Do mesmo modo que a quimioterapia, esta também pode ser realizada por via intravesical (ação local) ou por via sistémica. A imunoterapia atua utilizando as defesas do próprio sistema imunológico do individuo, promovendo assim o combate ao cancro. A imunoterapia utilizada por via intravesical, conhecida por BCG, atua estabelecendo uma reação inflamatória e imunológica na bexiga que atuará contra as células cancerígenas. Este tipo de tratamento está indicado para tratamento dos tumores localizados às camadas mais superficiais da bexiga.

Por outro lado, a imunoterapia sistémica está, à data, indicada apenas no tratamento da doença metastizada. Atualmente, este tipo de tratamento tem vindo a ganhar notoriedade, estando a ser realizados diversos ensaios clínicos multicêntricos em diferentes circunstâncias e estadios da doença.

Prognóstico no cancro da bexiga

O prognóstico depende muito das características da doença, do diagnóstico precoce e das características do doente.

Por norma, tumores pequenos localizados nas primeiras camadas da bexiga e com características histológicas pouco agressivas apresentam boas percentagens de cura, quando devidamente tratados e vigiados.
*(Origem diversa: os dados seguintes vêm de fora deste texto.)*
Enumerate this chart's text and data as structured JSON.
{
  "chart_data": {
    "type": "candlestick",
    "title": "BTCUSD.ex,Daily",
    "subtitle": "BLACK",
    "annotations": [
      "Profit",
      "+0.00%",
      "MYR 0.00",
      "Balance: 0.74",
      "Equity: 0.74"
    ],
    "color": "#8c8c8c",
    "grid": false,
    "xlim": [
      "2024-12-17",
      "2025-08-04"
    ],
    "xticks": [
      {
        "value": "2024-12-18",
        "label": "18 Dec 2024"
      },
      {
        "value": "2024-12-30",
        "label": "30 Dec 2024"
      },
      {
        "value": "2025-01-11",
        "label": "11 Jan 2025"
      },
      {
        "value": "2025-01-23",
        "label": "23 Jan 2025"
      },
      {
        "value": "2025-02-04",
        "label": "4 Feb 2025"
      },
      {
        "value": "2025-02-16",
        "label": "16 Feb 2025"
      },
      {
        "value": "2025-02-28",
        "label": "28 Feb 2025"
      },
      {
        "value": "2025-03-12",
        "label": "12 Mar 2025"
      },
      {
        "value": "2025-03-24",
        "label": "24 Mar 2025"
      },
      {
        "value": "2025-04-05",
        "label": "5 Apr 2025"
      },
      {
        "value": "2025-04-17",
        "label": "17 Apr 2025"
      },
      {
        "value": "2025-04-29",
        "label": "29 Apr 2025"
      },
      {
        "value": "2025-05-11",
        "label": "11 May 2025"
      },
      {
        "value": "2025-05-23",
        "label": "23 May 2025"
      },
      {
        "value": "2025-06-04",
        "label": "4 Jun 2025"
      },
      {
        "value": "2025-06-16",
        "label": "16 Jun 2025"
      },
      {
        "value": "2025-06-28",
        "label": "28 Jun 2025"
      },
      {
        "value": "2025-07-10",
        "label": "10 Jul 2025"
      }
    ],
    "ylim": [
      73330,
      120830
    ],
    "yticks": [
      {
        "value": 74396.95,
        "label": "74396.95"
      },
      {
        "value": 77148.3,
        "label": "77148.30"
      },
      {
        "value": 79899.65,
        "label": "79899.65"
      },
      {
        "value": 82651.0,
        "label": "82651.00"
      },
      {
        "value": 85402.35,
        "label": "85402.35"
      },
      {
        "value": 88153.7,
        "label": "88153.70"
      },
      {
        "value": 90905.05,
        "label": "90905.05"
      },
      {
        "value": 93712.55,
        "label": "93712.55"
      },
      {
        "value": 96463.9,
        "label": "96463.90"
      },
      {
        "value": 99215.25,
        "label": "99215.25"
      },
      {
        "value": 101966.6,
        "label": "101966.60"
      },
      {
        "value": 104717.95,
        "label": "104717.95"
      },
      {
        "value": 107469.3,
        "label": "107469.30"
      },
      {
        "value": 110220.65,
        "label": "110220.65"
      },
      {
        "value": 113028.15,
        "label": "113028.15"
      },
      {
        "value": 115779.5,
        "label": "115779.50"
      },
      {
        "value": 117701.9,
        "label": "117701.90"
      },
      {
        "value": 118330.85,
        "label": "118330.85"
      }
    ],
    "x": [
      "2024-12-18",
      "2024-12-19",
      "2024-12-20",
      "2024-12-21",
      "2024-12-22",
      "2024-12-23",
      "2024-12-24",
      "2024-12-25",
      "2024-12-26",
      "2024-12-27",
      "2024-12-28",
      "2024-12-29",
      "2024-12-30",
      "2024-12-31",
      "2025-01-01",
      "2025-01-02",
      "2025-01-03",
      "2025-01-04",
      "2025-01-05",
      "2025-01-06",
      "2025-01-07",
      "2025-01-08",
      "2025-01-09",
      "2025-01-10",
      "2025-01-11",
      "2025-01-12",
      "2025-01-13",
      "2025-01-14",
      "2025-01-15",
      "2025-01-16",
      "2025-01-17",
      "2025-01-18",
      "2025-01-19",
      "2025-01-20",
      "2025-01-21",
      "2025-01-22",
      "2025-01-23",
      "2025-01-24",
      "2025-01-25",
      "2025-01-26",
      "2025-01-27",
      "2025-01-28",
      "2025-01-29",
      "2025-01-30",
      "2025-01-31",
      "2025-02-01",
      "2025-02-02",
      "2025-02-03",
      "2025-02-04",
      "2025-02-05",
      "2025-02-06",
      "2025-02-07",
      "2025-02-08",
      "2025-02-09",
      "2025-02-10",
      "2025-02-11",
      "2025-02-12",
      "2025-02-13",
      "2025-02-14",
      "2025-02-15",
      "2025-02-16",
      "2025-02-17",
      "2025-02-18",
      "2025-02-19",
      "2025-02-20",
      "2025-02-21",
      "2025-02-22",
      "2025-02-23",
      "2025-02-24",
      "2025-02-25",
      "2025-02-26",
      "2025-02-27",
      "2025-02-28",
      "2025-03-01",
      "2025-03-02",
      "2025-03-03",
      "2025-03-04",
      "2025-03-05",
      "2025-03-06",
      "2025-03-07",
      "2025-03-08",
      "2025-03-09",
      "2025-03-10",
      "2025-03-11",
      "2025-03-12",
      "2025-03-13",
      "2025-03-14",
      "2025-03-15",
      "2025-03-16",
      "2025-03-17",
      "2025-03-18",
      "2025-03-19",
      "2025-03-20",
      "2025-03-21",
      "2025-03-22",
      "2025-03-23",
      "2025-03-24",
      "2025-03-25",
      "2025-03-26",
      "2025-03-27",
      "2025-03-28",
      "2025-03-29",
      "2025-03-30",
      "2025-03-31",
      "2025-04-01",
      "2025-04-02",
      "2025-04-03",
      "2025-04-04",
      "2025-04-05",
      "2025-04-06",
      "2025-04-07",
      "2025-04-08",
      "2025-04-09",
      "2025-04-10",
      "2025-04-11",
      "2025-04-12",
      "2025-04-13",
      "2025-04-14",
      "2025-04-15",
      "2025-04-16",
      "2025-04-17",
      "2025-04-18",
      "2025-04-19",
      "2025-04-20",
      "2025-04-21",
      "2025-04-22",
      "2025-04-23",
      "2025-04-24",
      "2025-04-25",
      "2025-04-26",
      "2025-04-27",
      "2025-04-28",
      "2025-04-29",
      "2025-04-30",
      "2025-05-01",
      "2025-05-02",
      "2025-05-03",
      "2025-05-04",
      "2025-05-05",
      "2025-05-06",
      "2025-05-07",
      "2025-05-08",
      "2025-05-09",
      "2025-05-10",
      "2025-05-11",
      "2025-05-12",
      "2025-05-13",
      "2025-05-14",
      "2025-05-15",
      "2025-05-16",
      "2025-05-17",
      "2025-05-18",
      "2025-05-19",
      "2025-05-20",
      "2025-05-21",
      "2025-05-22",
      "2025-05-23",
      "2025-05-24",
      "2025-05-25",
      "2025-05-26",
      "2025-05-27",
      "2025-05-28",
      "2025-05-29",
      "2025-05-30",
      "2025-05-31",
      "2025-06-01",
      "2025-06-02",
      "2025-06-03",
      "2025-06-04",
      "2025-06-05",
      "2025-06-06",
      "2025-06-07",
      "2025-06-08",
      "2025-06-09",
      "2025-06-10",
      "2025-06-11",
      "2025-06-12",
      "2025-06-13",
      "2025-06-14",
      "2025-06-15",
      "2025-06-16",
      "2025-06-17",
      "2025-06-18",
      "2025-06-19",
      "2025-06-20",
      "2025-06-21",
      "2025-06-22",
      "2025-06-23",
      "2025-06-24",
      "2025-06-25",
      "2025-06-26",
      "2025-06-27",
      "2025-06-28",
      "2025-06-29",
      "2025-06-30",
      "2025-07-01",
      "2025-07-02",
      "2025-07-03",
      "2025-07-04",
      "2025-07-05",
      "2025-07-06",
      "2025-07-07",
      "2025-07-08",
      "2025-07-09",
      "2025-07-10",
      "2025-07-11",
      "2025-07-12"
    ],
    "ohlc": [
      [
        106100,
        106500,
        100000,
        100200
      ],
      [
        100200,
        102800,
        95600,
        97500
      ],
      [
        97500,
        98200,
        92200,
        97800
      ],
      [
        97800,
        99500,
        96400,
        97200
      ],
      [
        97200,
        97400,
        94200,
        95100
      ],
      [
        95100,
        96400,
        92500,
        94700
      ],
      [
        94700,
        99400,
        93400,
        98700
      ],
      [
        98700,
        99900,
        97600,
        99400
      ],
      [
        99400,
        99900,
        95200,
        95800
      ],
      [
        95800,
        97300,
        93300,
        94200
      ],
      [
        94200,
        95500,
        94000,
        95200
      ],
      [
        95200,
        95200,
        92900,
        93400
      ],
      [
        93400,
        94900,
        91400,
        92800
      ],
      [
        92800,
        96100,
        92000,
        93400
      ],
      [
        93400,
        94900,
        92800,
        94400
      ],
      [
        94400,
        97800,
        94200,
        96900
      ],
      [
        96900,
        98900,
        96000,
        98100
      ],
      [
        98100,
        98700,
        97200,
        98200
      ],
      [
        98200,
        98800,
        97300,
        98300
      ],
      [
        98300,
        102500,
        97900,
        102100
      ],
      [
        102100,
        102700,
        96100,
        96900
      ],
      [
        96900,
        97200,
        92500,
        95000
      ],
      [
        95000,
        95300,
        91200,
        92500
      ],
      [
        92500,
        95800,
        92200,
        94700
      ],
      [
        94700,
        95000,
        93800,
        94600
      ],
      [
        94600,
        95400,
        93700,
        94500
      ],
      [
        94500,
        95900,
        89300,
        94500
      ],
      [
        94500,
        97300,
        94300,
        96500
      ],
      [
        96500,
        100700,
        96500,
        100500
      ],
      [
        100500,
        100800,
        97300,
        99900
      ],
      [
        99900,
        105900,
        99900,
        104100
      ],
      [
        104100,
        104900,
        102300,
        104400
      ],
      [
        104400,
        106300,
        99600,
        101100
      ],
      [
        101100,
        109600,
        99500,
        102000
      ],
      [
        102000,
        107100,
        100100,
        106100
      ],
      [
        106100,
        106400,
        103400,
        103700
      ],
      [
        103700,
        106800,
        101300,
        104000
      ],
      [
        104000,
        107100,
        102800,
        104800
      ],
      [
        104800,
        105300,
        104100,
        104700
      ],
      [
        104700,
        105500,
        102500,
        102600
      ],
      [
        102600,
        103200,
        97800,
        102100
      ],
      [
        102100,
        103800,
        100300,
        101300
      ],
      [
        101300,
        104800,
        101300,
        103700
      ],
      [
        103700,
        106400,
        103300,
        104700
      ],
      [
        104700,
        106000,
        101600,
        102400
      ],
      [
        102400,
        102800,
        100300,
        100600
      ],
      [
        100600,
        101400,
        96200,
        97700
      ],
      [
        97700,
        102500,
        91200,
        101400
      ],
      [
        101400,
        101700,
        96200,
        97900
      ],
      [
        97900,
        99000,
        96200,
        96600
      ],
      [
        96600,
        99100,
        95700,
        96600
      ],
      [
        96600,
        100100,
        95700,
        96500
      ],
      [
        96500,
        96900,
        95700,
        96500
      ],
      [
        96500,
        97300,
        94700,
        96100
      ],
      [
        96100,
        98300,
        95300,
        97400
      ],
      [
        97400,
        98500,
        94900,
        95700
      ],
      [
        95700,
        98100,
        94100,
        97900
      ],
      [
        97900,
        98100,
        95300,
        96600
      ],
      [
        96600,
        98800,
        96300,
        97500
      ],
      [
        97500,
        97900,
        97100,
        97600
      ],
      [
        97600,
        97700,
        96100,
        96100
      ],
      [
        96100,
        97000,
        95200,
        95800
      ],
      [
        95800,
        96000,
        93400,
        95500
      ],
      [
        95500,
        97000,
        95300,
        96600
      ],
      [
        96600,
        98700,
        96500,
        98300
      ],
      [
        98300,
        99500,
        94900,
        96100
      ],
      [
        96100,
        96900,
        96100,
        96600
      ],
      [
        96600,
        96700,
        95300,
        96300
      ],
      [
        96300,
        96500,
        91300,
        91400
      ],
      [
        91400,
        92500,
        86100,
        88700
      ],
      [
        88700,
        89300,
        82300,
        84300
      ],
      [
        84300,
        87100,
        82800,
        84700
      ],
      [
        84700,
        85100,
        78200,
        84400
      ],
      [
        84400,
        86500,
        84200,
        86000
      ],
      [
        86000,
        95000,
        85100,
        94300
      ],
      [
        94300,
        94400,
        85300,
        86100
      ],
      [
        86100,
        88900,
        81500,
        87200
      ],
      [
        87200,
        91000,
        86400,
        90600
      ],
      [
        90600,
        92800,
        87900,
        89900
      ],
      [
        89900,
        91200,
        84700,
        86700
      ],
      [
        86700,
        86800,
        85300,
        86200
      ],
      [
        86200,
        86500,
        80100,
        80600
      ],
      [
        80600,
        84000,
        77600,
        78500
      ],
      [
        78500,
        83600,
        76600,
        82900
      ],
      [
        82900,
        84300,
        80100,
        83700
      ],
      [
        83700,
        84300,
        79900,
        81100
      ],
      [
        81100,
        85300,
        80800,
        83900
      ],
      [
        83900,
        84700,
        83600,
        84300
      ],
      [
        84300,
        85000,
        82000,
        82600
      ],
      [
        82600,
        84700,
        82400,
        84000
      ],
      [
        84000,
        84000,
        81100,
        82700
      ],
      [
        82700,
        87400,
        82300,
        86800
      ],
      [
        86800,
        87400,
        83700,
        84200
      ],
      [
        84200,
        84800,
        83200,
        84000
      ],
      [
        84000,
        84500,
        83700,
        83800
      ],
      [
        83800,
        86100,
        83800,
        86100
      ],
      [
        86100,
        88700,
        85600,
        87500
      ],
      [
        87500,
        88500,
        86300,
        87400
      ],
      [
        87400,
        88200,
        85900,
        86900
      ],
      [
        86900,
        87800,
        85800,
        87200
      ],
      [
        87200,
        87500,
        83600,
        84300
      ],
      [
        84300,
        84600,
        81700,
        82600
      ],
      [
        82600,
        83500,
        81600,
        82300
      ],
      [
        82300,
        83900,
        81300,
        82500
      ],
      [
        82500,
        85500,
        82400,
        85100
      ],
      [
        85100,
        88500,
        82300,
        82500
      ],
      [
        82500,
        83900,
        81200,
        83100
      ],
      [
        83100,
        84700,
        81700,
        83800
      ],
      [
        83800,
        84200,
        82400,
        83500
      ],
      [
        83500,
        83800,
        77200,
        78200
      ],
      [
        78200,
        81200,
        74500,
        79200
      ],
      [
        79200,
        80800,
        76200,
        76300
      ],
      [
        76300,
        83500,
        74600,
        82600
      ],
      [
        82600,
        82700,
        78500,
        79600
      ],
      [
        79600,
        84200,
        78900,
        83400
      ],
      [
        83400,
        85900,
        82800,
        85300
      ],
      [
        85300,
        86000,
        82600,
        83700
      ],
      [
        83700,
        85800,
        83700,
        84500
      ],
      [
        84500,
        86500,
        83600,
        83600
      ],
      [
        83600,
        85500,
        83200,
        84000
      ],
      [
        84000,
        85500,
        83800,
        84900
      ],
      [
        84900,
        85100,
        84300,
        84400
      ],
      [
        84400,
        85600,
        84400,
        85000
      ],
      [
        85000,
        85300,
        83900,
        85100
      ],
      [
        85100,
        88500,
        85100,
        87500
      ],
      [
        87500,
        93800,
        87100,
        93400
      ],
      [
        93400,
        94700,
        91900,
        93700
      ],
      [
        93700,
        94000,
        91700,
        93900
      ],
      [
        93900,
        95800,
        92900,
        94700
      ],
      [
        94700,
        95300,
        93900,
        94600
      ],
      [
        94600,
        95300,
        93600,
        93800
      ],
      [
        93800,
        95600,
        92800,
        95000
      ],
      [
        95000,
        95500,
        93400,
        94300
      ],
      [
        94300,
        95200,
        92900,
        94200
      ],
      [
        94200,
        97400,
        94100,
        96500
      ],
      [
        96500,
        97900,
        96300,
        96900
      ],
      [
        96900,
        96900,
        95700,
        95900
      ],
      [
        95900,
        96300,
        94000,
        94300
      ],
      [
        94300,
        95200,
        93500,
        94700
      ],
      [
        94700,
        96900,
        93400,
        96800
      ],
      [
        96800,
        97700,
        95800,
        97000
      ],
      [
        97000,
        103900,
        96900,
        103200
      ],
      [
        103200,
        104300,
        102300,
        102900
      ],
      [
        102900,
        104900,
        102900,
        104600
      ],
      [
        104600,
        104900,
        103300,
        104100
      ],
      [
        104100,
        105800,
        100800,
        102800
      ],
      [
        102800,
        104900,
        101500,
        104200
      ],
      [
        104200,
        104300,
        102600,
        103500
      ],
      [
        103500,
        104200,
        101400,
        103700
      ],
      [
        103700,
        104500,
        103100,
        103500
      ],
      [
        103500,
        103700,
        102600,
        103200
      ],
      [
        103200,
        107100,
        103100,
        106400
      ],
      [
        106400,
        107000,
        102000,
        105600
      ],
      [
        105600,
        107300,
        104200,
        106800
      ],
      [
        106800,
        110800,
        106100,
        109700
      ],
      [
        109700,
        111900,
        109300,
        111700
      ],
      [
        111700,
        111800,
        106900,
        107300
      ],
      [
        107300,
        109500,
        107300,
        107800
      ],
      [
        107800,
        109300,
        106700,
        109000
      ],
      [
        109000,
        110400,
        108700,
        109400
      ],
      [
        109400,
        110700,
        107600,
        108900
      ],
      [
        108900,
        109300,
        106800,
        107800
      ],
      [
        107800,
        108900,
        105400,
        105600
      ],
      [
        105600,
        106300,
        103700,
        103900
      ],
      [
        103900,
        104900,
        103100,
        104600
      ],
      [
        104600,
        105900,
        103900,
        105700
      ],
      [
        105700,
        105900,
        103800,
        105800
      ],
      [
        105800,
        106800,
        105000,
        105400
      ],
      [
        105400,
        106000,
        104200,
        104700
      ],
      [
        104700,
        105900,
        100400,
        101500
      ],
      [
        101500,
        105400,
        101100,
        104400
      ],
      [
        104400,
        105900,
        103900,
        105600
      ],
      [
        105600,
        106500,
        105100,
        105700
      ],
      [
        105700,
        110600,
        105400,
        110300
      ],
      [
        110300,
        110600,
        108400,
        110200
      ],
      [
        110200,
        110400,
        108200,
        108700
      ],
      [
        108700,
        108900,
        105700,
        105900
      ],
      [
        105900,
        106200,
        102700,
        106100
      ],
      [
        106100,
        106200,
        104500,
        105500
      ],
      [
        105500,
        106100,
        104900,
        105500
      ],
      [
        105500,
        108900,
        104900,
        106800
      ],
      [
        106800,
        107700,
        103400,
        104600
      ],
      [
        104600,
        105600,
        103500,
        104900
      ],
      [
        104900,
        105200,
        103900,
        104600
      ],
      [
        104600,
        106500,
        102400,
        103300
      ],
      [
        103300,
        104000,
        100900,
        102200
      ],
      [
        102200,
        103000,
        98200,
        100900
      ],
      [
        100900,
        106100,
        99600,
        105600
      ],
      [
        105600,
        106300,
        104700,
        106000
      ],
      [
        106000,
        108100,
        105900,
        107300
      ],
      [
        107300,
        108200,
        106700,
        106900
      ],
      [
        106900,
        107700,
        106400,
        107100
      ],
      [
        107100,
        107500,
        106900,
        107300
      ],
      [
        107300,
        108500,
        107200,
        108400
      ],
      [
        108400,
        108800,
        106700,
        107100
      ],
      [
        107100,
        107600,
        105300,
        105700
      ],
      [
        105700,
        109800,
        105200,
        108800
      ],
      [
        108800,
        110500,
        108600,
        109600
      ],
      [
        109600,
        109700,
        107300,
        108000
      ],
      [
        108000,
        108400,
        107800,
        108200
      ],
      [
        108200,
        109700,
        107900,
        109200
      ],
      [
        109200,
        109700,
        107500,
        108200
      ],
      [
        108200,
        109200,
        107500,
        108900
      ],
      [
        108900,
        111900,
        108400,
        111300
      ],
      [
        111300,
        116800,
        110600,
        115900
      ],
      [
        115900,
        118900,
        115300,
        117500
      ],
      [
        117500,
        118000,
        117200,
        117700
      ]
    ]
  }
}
Apesar disso, é importante recordar que o tumor da bexiga possui um grande potencial para a recidiva pelo que é fundamental manter uma vigilância regular no seu Urologista.

Por outro lado, na presença de doença localmente muito avançada ou metastizada, as percentagens de cura são dececionantes, sendo necessário recorrer na maioria dos casos a segundas e terceiras linhas terapêuticas para controlar a doença e aumentar a esperança de vida.

Por vezes, as características do próprio doente (estado geral debilitado, insuficiência renal, patologia cardíaca severa, ausência de condições anestésicas) podem limitar a atuação terapêutica (ausência de condições para a cirurgia ou para realizar o esquema necessário de quimioterapia ou imunoterapia), comprometendo assim a eficácia do tratamento.

Investigação, novos tratamentos no cancro da bexiga

Para o futuro estão em desenvolvimento diversos tratamentos inovadores, alguns dos quais já na fase de ensaio clinico.

Os grandes avanços científicos no cancro da bexiga têm-se verificado ao nível dos tratamentos sistémicos como a utilização da imunoterapia e em avanços tecnológicos na área da cirurgia (laparoscopia e cirurgia auxiliada por Robótica), permitindo um aumento da esperança de vida e um aumento importante em termos de qualidade de vida dos doentes.

Na área do seguimento (follow-up) e da genómica (estudo dos genes) também se têm verificado avanços relevantes que provavelmente aportarão novos princípios de vigilância e de orientação terapêutica num futuro próximo.